Whether it was day or night, one must always exercise caution while walking the streets of Hat Island. Here, the law was weak. Pickpockets, burglars, murderers, rapists. This island was their playground. The police tried to stop them all, but couldn't keep the chaos contained. For with every criminal captured, two more ran amok.
That's how it was here. When the most dangerous criminal alive resided in your town, there was no rest for the wicked. If you were out and about, chances were you were going to lose your wallet…or your life.
And yet, what choice did anyone have? If no one left their home, they'd starve to death.
That's why Adelita Gris was out, walking the streets of Hat Island. A young Hispanic woman of twenty-five, she was determined to get to her evening shift. If she didn't, she wouldn't get paid, and she and her father wouldn't get to eat.
She always made sure to keep a low profile when she was out. Hence, the black zip-up hoodie and pants. She kept her hood up, her head lowered and her hands in her pants' pockets as she walked at a rapid pace, her black work shoes clunking on the sidewalk.

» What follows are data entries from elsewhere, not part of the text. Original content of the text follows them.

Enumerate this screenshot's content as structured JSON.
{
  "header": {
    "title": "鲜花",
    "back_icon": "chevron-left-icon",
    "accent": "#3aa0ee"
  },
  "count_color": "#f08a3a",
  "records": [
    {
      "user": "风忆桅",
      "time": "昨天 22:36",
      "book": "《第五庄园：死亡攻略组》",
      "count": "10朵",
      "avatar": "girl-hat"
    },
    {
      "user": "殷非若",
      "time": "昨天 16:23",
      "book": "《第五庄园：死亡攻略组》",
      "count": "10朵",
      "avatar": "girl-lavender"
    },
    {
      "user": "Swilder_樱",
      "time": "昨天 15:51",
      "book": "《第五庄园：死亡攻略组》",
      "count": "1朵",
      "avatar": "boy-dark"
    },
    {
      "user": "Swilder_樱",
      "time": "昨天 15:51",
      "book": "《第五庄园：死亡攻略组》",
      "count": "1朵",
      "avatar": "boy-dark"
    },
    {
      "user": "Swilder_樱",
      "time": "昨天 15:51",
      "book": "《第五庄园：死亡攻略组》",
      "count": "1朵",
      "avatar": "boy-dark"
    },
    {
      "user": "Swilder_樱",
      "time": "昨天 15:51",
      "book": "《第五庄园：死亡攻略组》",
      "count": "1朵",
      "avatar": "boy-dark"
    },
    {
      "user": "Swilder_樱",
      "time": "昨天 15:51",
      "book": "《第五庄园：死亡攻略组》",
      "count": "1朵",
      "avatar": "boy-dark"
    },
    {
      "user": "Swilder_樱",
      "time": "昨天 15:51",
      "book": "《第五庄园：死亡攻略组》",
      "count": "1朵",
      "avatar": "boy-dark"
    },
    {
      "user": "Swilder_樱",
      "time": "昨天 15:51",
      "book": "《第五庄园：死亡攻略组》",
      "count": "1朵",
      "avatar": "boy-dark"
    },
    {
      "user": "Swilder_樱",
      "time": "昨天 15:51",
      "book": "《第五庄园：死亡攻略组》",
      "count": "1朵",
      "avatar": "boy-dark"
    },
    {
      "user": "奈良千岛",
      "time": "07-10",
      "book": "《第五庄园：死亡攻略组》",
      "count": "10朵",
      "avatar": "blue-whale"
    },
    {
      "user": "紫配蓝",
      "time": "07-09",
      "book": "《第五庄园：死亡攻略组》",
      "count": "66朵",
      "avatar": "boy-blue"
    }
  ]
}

She carried no purse. They were too easy to snatch. Instead, a brown backpack hung from her shoulders. The flap was buckled, so a thief couldn't easily slip their hand in side, and if they tried to yank it off her back, they'd have to take her with them. But it didn't carry her wallet. That was safely zipped up inside her hoodie pocket. It was as her father had always taught her: never carry all your eggs in one basket.
Her bright blue eyes glanced sideways as an alarm went off. A masked thief was running out of a store carrying a television. Adelita just kept on walking.
As she turned a corner, another masked man ran passed her, carrying a bright red purse. An old lady soon followed after him, waving her fist in fury. Adelita just kept on walking.
Gunshots rang out as a car zoomed by. This was followed by a siren from a police car. Adelita just kept on walking.
This was nothing out of the ordinary. In this town, on this island, you did what you had to in order to survive. Whether honestly or dishonestly. The dishonest ones were the most desperate, but survivors like everyone else.
Adelita understood this better than anyone.
At last, the clothing store she worked at was in sight. She quickened her pace, practically running to the door. Once she was inside, she shut it behind her and let out a sigh of relief.
"Lita!" called a sixteen-year-old Hispanic girl with short black hair. She was folding blouses onto the display shelves. "You made it! When you didn't call, we were starting to think something had happened to you!"
Lita pulled down her hood, revealing her long black ponytail. "Sorry to worry you, Carmen. I'm only three minutes late."
"Yeah, but…" Carmen grew quiet. "You know. Anything could've happened."
"I'll help you with those after I put my stuff away and clock in," Lita said, walking past her to the break room.
She came out a few minutes later in a burgundy polo, matching Carmen's, and started folding shirts alongside her colleague.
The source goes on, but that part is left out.